The technology is claimed to have an array of applications ranging from drinking-water treatment to sterilising surgical tools.

‘UV treatment utilising LEDs would be more cost effective, energy efficient and longer lasting,’ said Dr Ramón Collazo, an assistant professor of materials science and engineering at NC State and lead author of a paper describing the research. ‘Our work would also allow for the development of robust and portable water-treatment technologies for use in developing countries.’

According to the university, LEDs utilise aluminum nitride (AlN) as a semiconductor, because the material can handle a lot of power and create light in a wide spectrum of colours, particularly in the UV range.

However, technologies that use AlN LEDs to create UV light are said to have been limited because the substrates that served as the foundation for these semiconductors absorbed wavelengths of UV light that are crucial to applications in sterilisation and water-treatment technologies.

A team of researchers from North Carolina and Japan believes it has developed a solution to the problem.

Using computer simulation, it determined that trace carbon atoms in the crystalline structure of the AlN substrate were responsible for absorbing most of the relevant UV light.

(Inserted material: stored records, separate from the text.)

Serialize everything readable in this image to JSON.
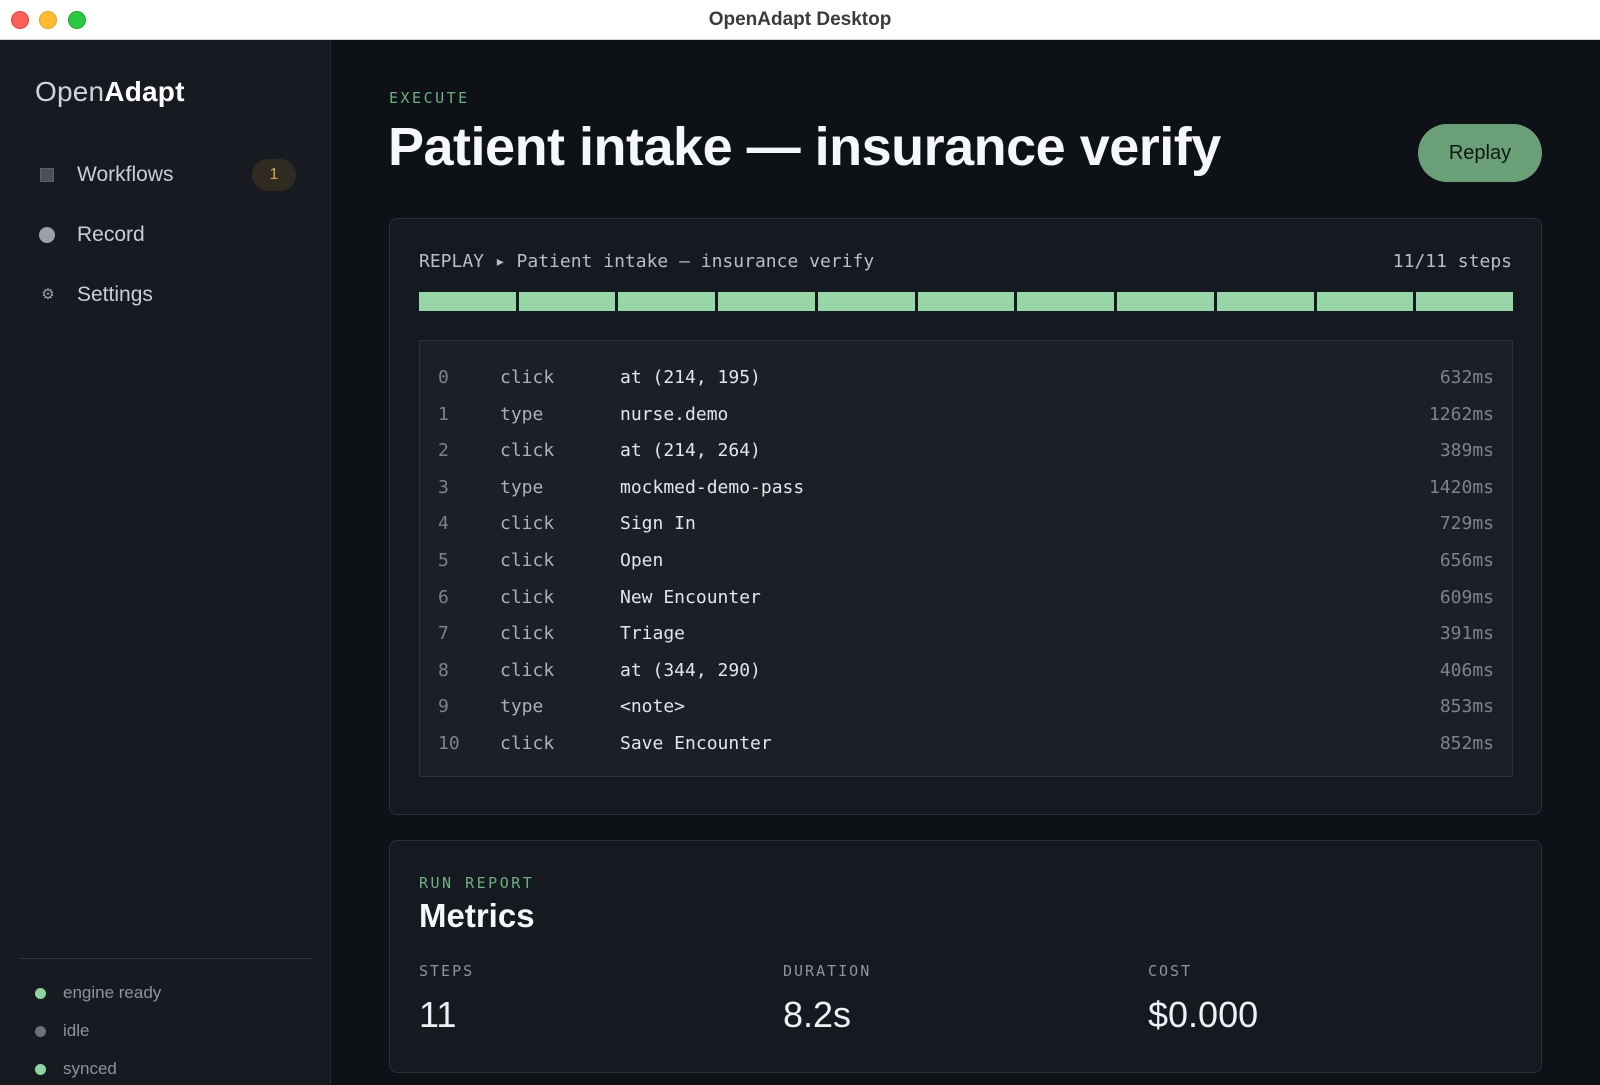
{
  "window": {
    "title": "OpenAdapt Desktop"
  },
  "sidebar": {
    "logo_light": "Open",
    "logo_bold": "Adapt",
    "nav": [
      {
        "label": "Workflows",
        "icon": "workflows-icon",
        "badge": "1"
      },
      {
        "label": "Record",
        "icon": "record-icon"
      },
      {
        "label": "Settings",
        "icon": "gear-icon",
        "glyph": "⚙"
      }
    ],
    "status": [
      {
        "text": "engine ready",
        "color": "#8fd3a1"
      },
      {
        "text": "idle",
        "color": "#6b717a"
      },
      {
        "text": "synced",
        "color": "#8fd3a1"
      }
    ]
  },
  "main": {
    "eyebrow": "EXECUTE",
    "title": "Patient intake — insurance verify",
    "replay_button": "Replay",
    "replay": {
      "header": "REPLAY ▸ Patient intake — insurance verify",
      "count": "11/11 steps",
      "progress": {
        "completed": 11,
        "total": 11,
        "color": "#98d6a7"
      },
      "steps": [
        {
          "idx": "0",
          "action": "click",
          "target": "at (214, 195)",
          "duration": "632ms"
        },
        {
          "idx": "1",
          "action": "type",
          "target": "nurse.demo",
          "duration": "1262ms"
        },
        {
          "idx": "2",
          "action": "click",
          "target": "at (214, 264)",
          "duration": "389ms"
        },
        {
          "idx": "3",
          "action": "type",
          "target": "mockmed-demo-pass",
          "duration": "1420ms"
        },
        {
          "idx": "4",
          "action": "click",
          "target": "Sign In",
          "duration": "729ms"
        },
        {
          "idx": "5",
          "action": "click",
          "target": "Open",
          "duration": "656ms"
        },
        {
          "idx": "6",
          "action": "click",
          "target": "New Encounter",
          "duration": "609ms"
        },
        {
          "idx": "7",
          "action": "click",
          "target": "Triage",
          "duration": "391ms"
        },
        {
          "idx": "8",
          "action": "click",
          "target": "at (344, 290)",
          "duration": "406ms"
        },
        {
          "idx": "9",
          "action": "type",
          "target": "<note>",
          "duration": "853ms"
        },
        {
          "idx": "10",
          "action": "click",
          "target": "Save Encounter",
          "duration": "852ms"
        }
      ]
    },
    "report": {
      "eyebrow": "RUN REPORT",
      "title": "Metrics",
      "metrics": [
        {
          "label": "STEPS",
          "value": "11"
        },
        {
          "label": "DURATION",
          "value": "8.2s"
        },
        {
          "label": "COST",
          "value": "$0.000"
        }
      ]
    }
  }
}
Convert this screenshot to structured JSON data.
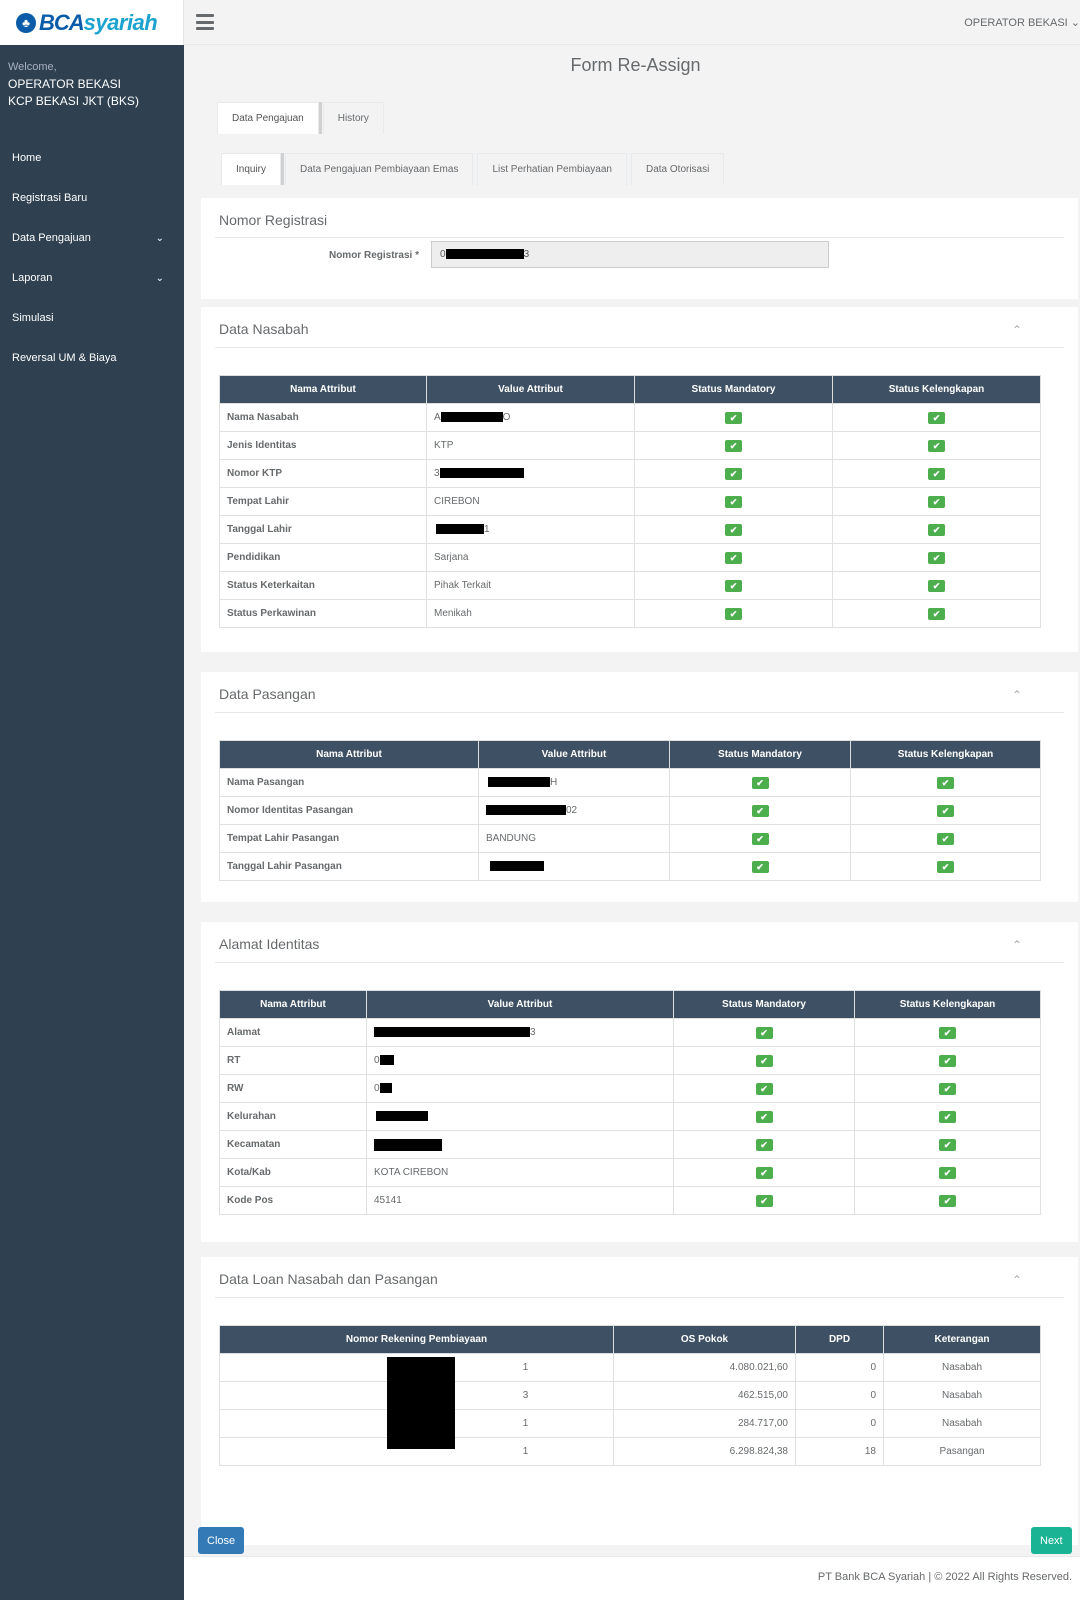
{
  "brand": {
    "logo_part1": "BCA",
    "logo_part2": "syariah",
    "logo_icon": "bca-emblem-icon"
  },
  "sidebar": {
    "welcome": "Welcome,",
    "user": "OPERATOR BEKASI",
    "branch": "KCP BEKASI JKT (BKS)",
    "items": [
      {
        "label": "Home",
        "chevron": false
      },
      {
        "label": "Registrasi Baru",
        "chevron": false
      },
      {
        "label": "Data Pengajuan",
        "chevron": true
      },
      {
        "label": "Laporan",
        "chevron": true
      },
      {
        "label": "Simulasi",
        "chevron": false
      },
      {
        "label": "Reversal UM & Biaya",
        "chevron": false
      }
    ]
  },
  "topbar": {
    "user_menu": "OPERATOR BEKASI"
  },
  "page": {
    "title": "Form Re-Assign"
  },
  "tabs_main": [
    {
      "label": "Data Pengajuan",
      "active": true
    },
    {
      "label": "History",
      "active": false
    }
  ],
  "tabs_sub": [
    {
      "label": "Inquiry",
      "active": true
    },
    {
      "label": "Data Pengajuan Pembiayaan Emas",
      "active": false
    },
    {
      "label": "List Perhatian Pembiayaan",
      "active": false
    },
    {
      "label": "Data Otorisasi",
      "active": false
    }
  ],
  "registrasi": {
    "title": "Nomor Registrasi",
    "label": "Nomor Registrasi *",
    "value_prefix": "0",
    "value_suffix": "3"
  },
  "headers": {
    "nama": "Nama Attribut",
    "value": "Value Attribut",
    "mandatory": "Status Mandatory",
    "kelengkapan": "Status Kelengkapan"
  },
  "nasabah": {
    "title": "Data Nasabah",
    "rows": [
      {
        "attr": "Nama Nasabah",
        "pre": "A",
        "post": "O"
      },
      {
        "attr": "Jenis Identitas",
        "pre": "KTP",
        "post": ""
      },
      {
        "attr": "Nomor KTP",
        "pre": "3",
        "post": ""
      },
      {
        "attr": "Tempat Lahir",
        "pre": "CIREBON",
        "post": ""
      },
      {
        "attr": "Tanggal Lahir",
        "pre": "",
        "post": "1"
      },
      {
        "attr": "Pendidikan",
        "pre": "Sarjana",
        "post": ""
      },
      {
        "attr": "Status Keterkaitan",
        "pre": "Pihak Terkait",
        "post": ""
      },
      {
        "attr": "Status Perkawinan",
        "pre": "Menikah",
        "post": ""
      }
    ]
  },
  "pasangan": {
    "title": "Data Pasangan",
    "rows": [
      {
        "attr": "Nama Pasangan",
        "pre": "",
        "post": "H"
      },
      {
        "attr": "Nomor Identitas Pasangan",
        "pre": "",
        "post": "02"
      },
      {
        "attr": "Tempat Lahir Pasangan",
        "pre": "BANDUNG",
        "post": ""
      },
      {
        "attr": "Tanggal Lahir Pasangan",
        "pre": "",
        "post": ""
      }
    ]
  },
  "alamat": {
    "title": "Alamat Identitas",
    "rows": [
      {
        "attr": "Alamat",
        "pre": "",
        "post": "3"
      },
      {
        "attr": "RT",
        "pre": "0",
        "post": ""
      },
      {
        "attr": "RW",
        "pre": "0",
        "post": ""
      },
      {
        "attr": "Kelurahan",
        "pre": "",
        "post": ""
      },
      {
        "attr": "Kecamatan",
        "pre": "",
        "post": ""
      },
      {
        "attr": "Kota/Kab",
        "pre": "KOTA CIREBON",
        "post": ""
      },
      {
        "attr": "Kode Pos",
        "pre": "45141",
        "post": ""
      }
    ]
  },
  "loan": {
    "title": "Data Loan Nasabah dan Pasangan",
    "headers": {
      "rek": "Nomor Rekening Pembiayaan",
      "os": "OS Pokok",
      "dpd": "DPD",
      "ket": "Keterangan"
    },
    "rows": [
      {
        "rek_suffix": "1",
        "os": "4.080.021,60",
        "dpd": "0",
        "ket": "Nasabah"
      },
      {
        "rek_suffix": "3",
        "os": "462.515,00",
        "dpd": "0",
        "ket": "Nasabah"
      },
      {
        "rek_suffix": "1",
        "os": "284.717,00",
        "dpd": "0",
        "ket": "Nasabah"
      },
      {
        "rek_suffix": "1",
        "os": "6.298.824,38",
        "dpd": "18",
        "ket": "Pasangan"
      }
    ]
  },
  "buttons": {
    "close": "Close",
    "next": "Next"
  },
  "footer": "PT Bank BCA Syariah | © 2022 All Rights Reserved."
}
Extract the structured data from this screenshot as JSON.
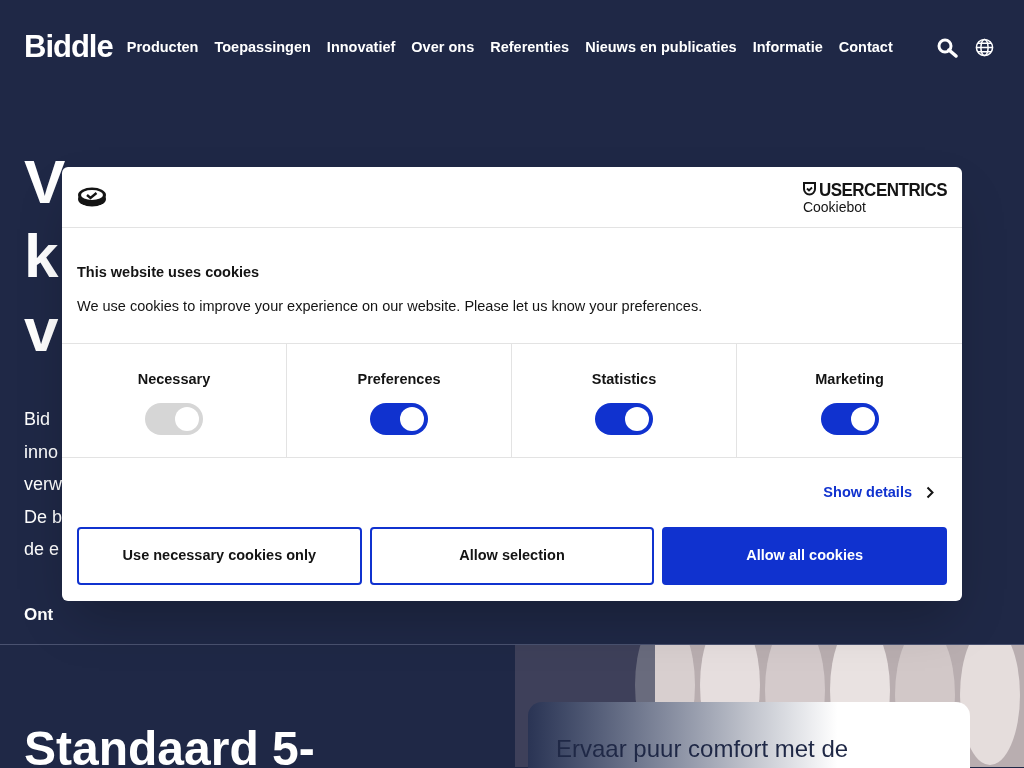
{
  "header": {
    "logo": "Biddle",
    "nav": [
      "Producten",
      "Toepassingen",
      "Innovatief",
      "Over ons",
      "Referenties",
      "Nieuws en publicaties",
      "Informatie",
      "Contact"
    ]
  },
  "hero": {
    "heading_lines": [
      "V",
      "k",
      "v"
    ],
    "text_lines": [
      "Bid",
      "inno",
      "verw",
      "De b",
      "de e"
    ],
    "link": "Ont"
  },
  "section": {
    "heading": "Standaard 5-",
    "card_text": "Ervaar puur comfort met de"
  },
  "cookie_dialog": {
    "brand": "USERCENTRICS",
    "brand_sub": "Cookiebot",
    "title": "This website uses cookies",
    "text": "We use cookies to improve your experience on our website. Please let us know your preferences.",
    "categories": [
      {
        "label": "Necessary",
        "checked": true,
        "disabled": true
      },
      {
        "label": "Preferences",
        "checked": true,
        "disabled": false
      },
      {
        "label": "Statistics",
        "checked": true,
        "disabled": false
      },
      {
        "label": "Marketing",
        "checked": true,
        "disabled": false
      }
    ],
    "details_link": "Show details",
    "buttons": [
      {
        "label": "Use necessary cookies only",
        "kind": "outline"
      },
      {
        "label": "Allow selection",
        "kind": "outline"
      },
      {
        "label": "Allow all cookies",
        "kind": "primary"
      }
    ]
  }
}
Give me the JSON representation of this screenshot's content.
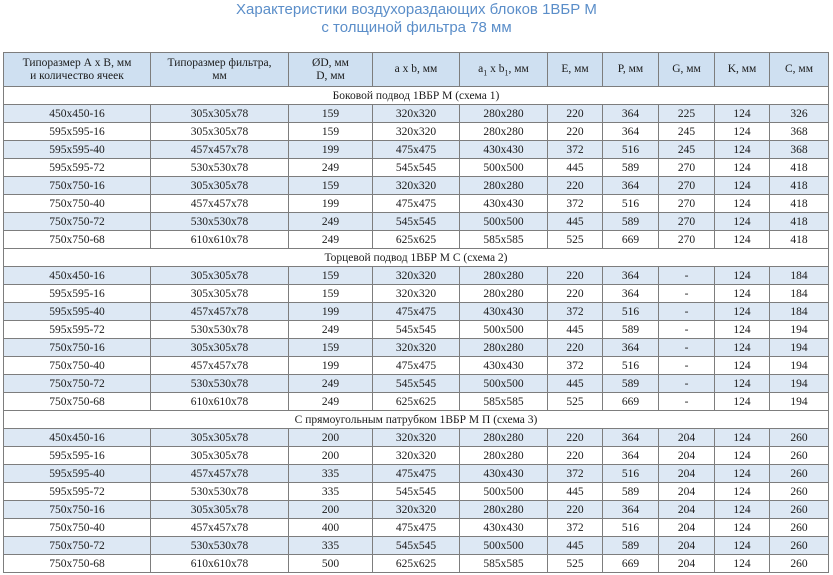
{
  "title": {
    "line1": "Характеристики воздухораздающих блоков 1ВБР М",
    "line2": "с толщиной фильтра 78 мм"
  },
  "colors": {
    "title": "#5b8ec9",
    "header_bg": "#cfe0f1",
    "stripe_bg": "#dde8f4",
    "border": "#7d7d7d"
  },
  "headers": {
    "size_line1": "Типоразмер А х В, мм",
    "size_line2": "и количество ячеек",
    "filter_line1": "Типоразмер фильтра,",
    "filter_line2": "мм",
    "d_line1": "ØD, мм",
    "d_line2": "D, мм",
    "ab": "a x b, мм",
    "a1b1_a": "a",
    "a1b1_sub1": "1",
    "a1b1_mid": " x b",
    "a1b1_sub2": "1",
    "a1b1_end": ", мм",
    "e": "E, мм",
    "p": "P, мм",
    "g": "G, мм",
    "k": "K, мм",
    "c": "C, мм"
  },
  "sections": [
    {
      "title": "Боковой подвод 1ВБР М (схема 1)",
      "rows": [
        [
          "450x450-16",
          "305x305x78",
          "159",
          "320x320",
          "280x280",
          "220",
          "364",
          "225",
          "124",
          "326"
        ],
        [
          "595x595-16",
          "305x305x78",
          "159",
          "320x320",
          "280x280",
          "220",
          "364",
          "245",
          "124",
          "368"
        ],
        [
          "595x595-40",
          "457x457x78",
          "199",
          "475x475",
          "430x430",
          "372",
          "516",
          "245",
          "124",
          "368"
        ],
        [
          "595x595-72",
          "530x530x78",
          "249",
          "545x545",
          "500x500",
          "445",
          "589",
          "270",
          "124",
          "418"
        ],
        [
          "750x750-16",
          "305x305x78",
          "159",
          "320x320",
          "280x280",
          "220",
          "364",
          "270",
          "124",
          "418"
        ],
        [
          "750x750-40",
          "457x457x78",
          "199",
          "475x475",
          "430x430",
          "372",
          "516",
          "270",
          "124",
          "418"
        ],
        [
          "750x750-72",
          "530x530x78",
          "249",
          "545x545",
          "500x500",
          "445",
          "589",
          "270",
          "124",
          "418"
        ],
        [
          "750x750-68",
          "610x610x78",
          "249",
          "625x625",
          "585x585",
          "525",
          "669",
          "270",
          "124",
          "418"
        ]
      ]
    },
    {
      "title": "Торцевой подвод 1ВБР М С (схема 2)",
      "rows": [
        [
          "450x450-16",
          "305x305x78",
          "159",
          "320x320",
          "280x280",
          "220",
          "364",
          "-",
          "124",
          "184"
        ],
        [
          "595x595-16",
          "305x305x78",
          "159",
          "320x320",
          "280x280",
          "220",
          "364",
          "-",
          "124",
          "184"
        ],
        [
          "595x595-40",
          "457x457x78",
          "199",
          "475x475",
          "430x430",
          "372",
          "516",
          "-",
          "124",
          "184"
        ],
        [
          "595x595-72",
          "530x530x78",
          "249",
          "545x545",
          "500x500",
          "445",
          "589",
          "-",
          "124",
          "194"
        ],
        [
          "750x750-16",
          "305x305x78",
          "159",
          "320x320",
          "280x280",
          "220",
          "364",
          "-",
          "124",
          "194"
        ],
        [
          "750x750-40",
          "457x457x78",
          "199",
          "475x475",
          "430x430",
          "372",
          "516",
          "-",
          "124",
          "194"
        ],
        [
          "750x750-72",
          "530x530x78",
          "249",
          "545x545",
          "500x500",
          "445",
          "589",
          "-",
          "124",
          "194"
        ],
        [
          "750x750-68",
          "610x610x78",
          "249",
          "625x625",
          "585x585",
          "525",
          "669",
          "-",
          "124",
          "194"
        ]
      ]
    },
    {
      "title": "С прямоугольным патрубком 1ВБР М П (схема 3)",
      "rows": [
        [
          "450x450-16",
          "305x305x78",
          "200",
          "320x320",
          "280x280",
          "220",
          "364",
          "204",
          "124",
          "260"
        ],
        [
          "595x595-16",
          "305x305x78",
          "200",
          "320x320",
          "280x280",
          "220",
          "364",
          "204",
          "124",
          "260"
        ],
        [
          "595x595-40",
          "457x457x78",
          "335",
          "475x475",
          "430x430",
          "372",
          "516",
          "204",
          "124",
          "260"
        ],
        [
          "595x595-72",
          "530x530x78",
          "335",
          "545x545",
          "500x500",
          "445",
          "589",
          "204",
          "124",
          "260"
        ],
        [
          "750x750-16",
          "305x305x78",
          "200",
          "320x320",
          "280x280",
          "220",
          "364",
          "204",
          "124",
          "260"
        ],
        [
          "750x750-40",
          "457x457x78",
          "400",
          "475x475",
          "430x430",
          "372",
          "516",
          "204",
          "124",
          "260"
        ],
        [
          "750x750-72",
          "530x530x78",
          "335",
          "545x545",
          "500x500",
          "445",
          "589",
          "204",
          "124",
          "260"
        ],
        [
          "750x750-68",
          "610x610x78",
          "500",
          "625x625",
          "585x585",
          "525",
          "669",
          "204",
          "124",
          "260"
        ]
      ]
    }
  ]
}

By eliminating the carbon in the substrate, the team was able to significantly improve the amount of UV light that can pass through the substrate at the desired wavelengths.

‘Once we identified the problem, it was relatively easy and inexpensive to address,’ said Dr Zlatko Sitar, Kobe Steel Distinguished Professor of Materials Science and Engineering at NC State and co-author of the paper.

Commercial technologies incorporating this research are currently being developed by HexaTech, a spin-off from NC State.

‘This is a problem that’s been around for more than 30 years and we were able to solve it by integrating advanced computation, materials synthesis and characterisation,’ said Dr Doug Irving, assistant professor of materials science and engineering at NC State and co-author of the paper. ‘I think we’ll see more work in this vein as the Materials Genome Initiative moves forward and that this approach will accelerate the development of new materials and related technologies.’

The paper, ‘On the origin of the 265nm absorption band in AlN bulk crystals’, is published online in Applied Physics Letters.